You’ll work closely with teams in Care Management, Quality Improvement, Pharmacy, Behavioral Health, and Compliance to drive aligned decision-making that supports both optimal patient outcomes and efficient healthcare resource use. In this role, you’ll apply evidence-based criteria to utilization decisions, mentor clinical review teams, and support compliance with all applicable regulatory and contractual obligations.
This position is ideal for a clinically grounded physician who thrives in a data-informed, team-based environment and is passionate about transforming how care is delivered in a risk-bearing, population health-focused ecosystem.

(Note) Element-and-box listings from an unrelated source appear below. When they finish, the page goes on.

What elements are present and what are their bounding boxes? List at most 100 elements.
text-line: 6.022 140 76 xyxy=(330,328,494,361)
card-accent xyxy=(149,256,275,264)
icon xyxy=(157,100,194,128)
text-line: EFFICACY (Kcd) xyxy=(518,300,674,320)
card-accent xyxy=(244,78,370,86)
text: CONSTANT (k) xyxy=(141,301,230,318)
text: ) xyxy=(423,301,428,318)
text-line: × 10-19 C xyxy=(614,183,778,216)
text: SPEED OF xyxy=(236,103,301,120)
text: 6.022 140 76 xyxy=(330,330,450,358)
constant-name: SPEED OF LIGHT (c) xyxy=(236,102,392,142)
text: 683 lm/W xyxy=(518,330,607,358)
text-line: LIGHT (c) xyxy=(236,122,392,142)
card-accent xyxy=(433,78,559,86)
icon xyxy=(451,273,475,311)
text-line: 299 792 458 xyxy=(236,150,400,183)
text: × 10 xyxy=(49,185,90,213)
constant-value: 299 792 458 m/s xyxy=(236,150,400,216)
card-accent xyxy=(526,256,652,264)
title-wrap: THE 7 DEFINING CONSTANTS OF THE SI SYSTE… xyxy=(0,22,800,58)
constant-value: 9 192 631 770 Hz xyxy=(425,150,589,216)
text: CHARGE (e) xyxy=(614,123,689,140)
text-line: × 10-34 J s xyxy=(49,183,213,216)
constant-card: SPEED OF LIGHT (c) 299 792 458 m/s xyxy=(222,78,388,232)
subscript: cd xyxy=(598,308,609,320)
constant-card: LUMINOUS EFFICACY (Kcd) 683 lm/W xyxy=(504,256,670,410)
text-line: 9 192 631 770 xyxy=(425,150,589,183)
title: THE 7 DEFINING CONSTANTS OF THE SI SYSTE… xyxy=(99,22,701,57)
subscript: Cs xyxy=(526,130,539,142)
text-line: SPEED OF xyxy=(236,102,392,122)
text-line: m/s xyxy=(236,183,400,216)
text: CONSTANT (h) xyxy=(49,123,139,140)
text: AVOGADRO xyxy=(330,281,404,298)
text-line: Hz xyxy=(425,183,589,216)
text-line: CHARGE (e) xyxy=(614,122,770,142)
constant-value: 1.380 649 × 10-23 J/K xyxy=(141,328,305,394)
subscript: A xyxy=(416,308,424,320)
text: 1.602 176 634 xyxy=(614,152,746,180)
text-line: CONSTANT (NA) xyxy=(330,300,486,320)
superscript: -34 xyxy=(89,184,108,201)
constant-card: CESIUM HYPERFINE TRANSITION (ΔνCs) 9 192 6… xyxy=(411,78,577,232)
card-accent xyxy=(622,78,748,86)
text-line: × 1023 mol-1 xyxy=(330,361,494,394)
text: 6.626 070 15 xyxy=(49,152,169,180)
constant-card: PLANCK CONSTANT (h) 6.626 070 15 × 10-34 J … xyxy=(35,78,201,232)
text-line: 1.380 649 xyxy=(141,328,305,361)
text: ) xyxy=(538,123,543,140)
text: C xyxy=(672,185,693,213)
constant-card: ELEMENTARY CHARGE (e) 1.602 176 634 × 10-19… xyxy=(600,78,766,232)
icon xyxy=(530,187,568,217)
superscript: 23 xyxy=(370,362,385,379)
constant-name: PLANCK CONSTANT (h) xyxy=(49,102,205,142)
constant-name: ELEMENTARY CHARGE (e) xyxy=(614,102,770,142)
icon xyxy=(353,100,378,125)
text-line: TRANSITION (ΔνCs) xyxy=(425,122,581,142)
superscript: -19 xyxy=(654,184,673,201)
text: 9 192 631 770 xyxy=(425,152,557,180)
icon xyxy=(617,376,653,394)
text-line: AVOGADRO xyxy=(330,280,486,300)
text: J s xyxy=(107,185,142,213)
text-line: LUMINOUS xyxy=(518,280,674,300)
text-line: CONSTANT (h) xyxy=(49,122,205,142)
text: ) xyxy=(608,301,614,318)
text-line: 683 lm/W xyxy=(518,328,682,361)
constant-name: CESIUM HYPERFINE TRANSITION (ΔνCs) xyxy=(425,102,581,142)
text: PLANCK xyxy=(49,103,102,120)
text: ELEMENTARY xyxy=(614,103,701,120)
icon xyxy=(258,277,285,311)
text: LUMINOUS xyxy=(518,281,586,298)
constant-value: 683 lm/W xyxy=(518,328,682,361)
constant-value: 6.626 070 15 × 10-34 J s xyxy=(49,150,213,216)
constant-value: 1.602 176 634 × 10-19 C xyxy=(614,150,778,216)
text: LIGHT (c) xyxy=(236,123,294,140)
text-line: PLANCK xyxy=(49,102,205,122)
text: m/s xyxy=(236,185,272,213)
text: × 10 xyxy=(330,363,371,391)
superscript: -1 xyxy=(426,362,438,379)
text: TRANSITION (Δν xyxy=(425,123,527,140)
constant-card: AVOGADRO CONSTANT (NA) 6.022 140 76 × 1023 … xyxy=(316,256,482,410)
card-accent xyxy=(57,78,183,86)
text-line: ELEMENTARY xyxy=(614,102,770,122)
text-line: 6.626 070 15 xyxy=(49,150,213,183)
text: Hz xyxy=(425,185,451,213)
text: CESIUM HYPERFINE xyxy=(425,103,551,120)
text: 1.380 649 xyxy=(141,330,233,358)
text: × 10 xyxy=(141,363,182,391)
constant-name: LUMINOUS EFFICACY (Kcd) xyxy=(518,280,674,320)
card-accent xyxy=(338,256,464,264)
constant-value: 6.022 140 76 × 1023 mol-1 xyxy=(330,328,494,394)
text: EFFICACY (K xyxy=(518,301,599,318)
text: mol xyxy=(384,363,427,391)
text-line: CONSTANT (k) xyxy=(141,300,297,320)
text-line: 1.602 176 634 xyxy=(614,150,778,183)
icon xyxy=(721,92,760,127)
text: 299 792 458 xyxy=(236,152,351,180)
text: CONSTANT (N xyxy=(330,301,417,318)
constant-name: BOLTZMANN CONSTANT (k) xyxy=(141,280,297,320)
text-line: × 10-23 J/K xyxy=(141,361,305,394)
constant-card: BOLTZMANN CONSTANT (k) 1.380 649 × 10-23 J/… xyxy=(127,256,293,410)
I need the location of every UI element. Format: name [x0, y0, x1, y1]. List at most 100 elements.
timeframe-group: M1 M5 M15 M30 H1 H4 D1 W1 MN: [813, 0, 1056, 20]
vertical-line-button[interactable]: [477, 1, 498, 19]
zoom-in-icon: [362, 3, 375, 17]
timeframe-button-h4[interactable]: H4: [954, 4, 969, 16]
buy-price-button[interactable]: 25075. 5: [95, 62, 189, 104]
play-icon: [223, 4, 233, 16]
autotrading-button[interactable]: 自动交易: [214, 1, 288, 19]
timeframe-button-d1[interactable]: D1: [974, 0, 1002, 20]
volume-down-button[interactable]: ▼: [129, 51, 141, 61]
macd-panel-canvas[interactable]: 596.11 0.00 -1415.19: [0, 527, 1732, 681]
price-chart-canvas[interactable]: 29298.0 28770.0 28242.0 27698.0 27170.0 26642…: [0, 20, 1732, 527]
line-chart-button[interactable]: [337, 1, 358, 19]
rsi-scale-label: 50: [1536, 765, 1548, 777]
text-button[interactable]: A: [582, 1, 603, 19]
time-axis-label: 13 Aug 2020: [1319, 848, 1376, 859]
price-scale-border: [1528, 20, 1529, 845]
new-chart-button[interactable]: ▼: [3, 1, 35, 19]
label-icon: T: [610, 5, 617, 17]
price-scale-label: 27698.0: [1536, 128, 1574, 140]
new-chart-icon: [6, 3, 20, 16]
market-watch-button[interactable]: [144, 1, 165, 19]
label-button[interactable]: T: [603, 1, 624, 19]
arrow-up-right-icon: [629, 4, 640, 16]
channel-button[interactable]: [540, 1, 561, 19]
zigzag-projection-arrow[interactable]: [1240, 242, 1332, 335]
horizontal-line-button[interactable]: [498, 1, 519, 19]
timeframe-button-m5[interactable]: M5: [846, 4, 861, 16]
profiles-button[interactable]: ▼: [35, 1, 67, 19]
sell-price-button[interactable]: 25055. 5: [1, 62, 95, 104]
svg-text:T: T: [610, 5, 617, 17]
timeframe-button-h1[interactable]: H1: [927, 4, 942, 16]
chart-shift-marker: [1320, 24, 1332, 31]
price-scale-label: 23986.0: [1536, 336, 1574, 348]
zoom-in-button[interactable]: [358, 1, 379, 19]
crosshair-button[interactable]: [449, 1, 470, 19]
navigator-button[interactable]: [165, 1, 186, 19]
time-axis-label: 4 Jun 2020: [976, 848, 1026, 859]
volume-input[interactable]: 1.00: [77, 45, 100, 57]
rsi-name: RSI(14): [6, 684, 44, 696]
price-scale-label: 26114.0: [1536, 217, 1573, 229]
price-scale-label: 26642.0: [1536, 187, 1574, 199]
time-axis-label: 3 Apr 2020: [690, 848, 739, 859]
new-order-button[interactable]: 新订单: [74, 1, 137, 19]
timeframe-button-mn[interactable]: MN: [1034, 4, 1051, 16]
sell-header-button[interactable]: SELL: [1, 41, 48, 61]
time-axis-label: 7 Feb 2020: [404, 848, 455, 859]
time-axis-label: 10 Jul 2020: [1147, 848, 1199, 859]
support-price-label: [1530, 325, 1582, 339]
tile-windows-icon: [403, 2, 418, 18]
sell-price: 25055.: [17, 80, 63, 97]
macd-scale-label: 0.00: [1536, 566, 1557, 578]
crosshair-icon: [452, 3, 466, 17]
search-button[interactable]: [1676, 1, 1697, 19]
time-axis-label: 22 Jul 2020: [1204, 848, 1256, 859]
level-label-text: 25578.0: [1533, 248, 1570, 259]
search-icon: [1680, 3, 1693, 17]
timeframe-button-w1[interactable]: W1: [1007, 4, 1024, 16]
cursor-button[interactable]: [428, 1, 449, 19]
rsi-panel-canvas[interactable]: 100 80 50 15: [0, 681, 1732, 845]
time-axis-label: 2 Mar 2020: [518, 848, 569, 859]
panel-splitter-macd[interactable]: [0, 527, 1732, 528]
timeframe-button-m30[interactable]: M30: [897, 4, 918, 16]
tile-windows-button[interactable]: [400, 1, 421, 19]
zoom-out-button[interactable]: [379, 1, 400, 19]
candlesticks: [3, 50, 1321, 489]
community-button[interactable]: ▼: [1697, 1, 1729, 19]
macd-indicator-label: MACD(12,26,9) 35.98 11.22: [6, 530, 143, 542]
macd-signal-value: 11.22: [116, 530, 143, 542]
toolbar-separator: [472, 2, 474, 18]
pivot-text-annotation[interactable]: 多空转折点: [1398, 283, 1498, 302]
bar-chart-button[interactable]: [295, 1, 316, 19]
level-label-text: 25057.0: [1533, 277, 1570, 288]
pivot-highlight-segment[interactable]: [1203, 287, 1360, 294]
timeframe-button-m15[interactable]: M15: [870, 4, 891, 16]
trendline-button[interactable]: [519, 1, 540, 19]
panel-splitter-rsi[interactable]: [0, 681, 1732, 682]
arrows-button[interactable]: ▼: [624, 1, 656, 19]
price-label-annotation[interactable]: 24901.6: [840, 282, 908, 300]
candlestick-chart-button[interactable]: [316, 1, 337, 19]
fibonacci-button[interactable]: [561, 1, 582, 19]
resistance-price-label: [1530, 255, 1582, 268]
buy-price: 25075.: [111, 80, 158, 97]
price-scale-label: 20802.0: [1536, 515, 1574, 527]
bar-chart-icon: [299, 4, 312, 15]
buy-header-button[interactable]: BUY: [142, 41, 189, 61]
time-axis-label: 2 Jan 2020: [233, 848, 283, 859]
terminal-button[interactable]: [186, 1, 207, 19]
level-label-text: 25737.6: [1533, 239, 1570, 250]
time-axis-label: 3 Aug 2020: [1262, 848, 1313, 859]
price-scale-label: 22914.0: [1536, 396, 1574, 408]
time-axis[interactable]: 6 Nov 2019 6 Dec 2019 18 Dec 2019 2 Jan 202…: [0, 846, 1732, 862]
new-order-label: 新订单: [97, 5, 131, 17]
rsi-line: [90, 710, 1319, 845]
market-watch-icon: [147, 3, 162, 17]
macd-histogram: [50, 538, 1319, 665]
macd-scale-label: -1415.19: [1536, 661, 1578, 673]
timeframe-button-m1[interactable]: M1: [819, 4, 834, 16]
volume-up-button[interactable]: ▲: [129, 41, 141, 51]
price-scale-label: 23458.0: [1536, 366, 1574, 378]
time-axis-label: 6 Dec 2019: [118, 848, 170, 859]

What You ll DoPrior Authorization Management
- Review and issue timely determinations for prior authorization requests, ensuring medical necessity, regulatory compliance, and alignment with evidence-based clinical guidelines.
- Collaborate with care management and operational teams to streamline and enhance prior authorization workflows for efficiency and provider satisfaction.
- Provide clinical leadership in the development, implementation, and regular updating of authorization criteria and policies based on the latest medical standards.
- Promote transparency by clearly documenting and communicating authorization decisions to providers and members, including rationale and guidance for alternative treatment options when applicable.
Utilization Management
- Provide oversight for the daily activities of the UM program, ensuring services are delivered appropriately and in accordance with clinical best practices.
- Analyze utilization data to identify trends, high-cost drivers, and opportunities for care optimization and cost containment.
- Participate in the clinical review of complex or high-cost cases, offering recommendations rooted in medical necessity and member-centered care.
- Collaborate with interdisciplinary clinical teams to ensure the appropriate use of healthcare resources without compromising quality.
Quality Assurance and Improvement
- Ensure all UM activities meet applicable federal, state, and accreditation standards (e.g., CMS, NCQA).
- Lead and contribute to quality improvement initiatives focused on enhancing the effectiveness, accuracy, and consistency of the prior authorization and UM processes.
- Conduct audits and peer reviews to validate adherence to guidelines and evaluate the quality of medical decision-making.
Provider and Member Communication
- Serve as the primary clinical contact for complex medical necessity determinations and escalated provider appeals.
- Build strong working relationships with providers by offering education and clarity around the prior authorization process and criteria.
- Support member care continuity by suggesting medically appropriate alternatives when requested services are denied.
Regulatory Compliance and Accreditation
- Ensure full compliance with all applicable UM regulatory and accreditation standards, including NCQA and CMS requirements.
- Maintain up-to-date knowledge of evolving healthcare laws, policies, and industry standards affecting prior authorization and UM processes.
- Lead internal efforts to prepare for and maintain UM-related accreditation, including audits, documentation, and process improvement.
Data Analysis and Reporting
- Monitor and analyze prior authorization and UM metrics (e.g., denial rates, turnaround times, appeal volumes) to identify performance gaps and track progress.
- Use data-driven insights to inform strategic decisions, improve process efficiency, and support cost management goals.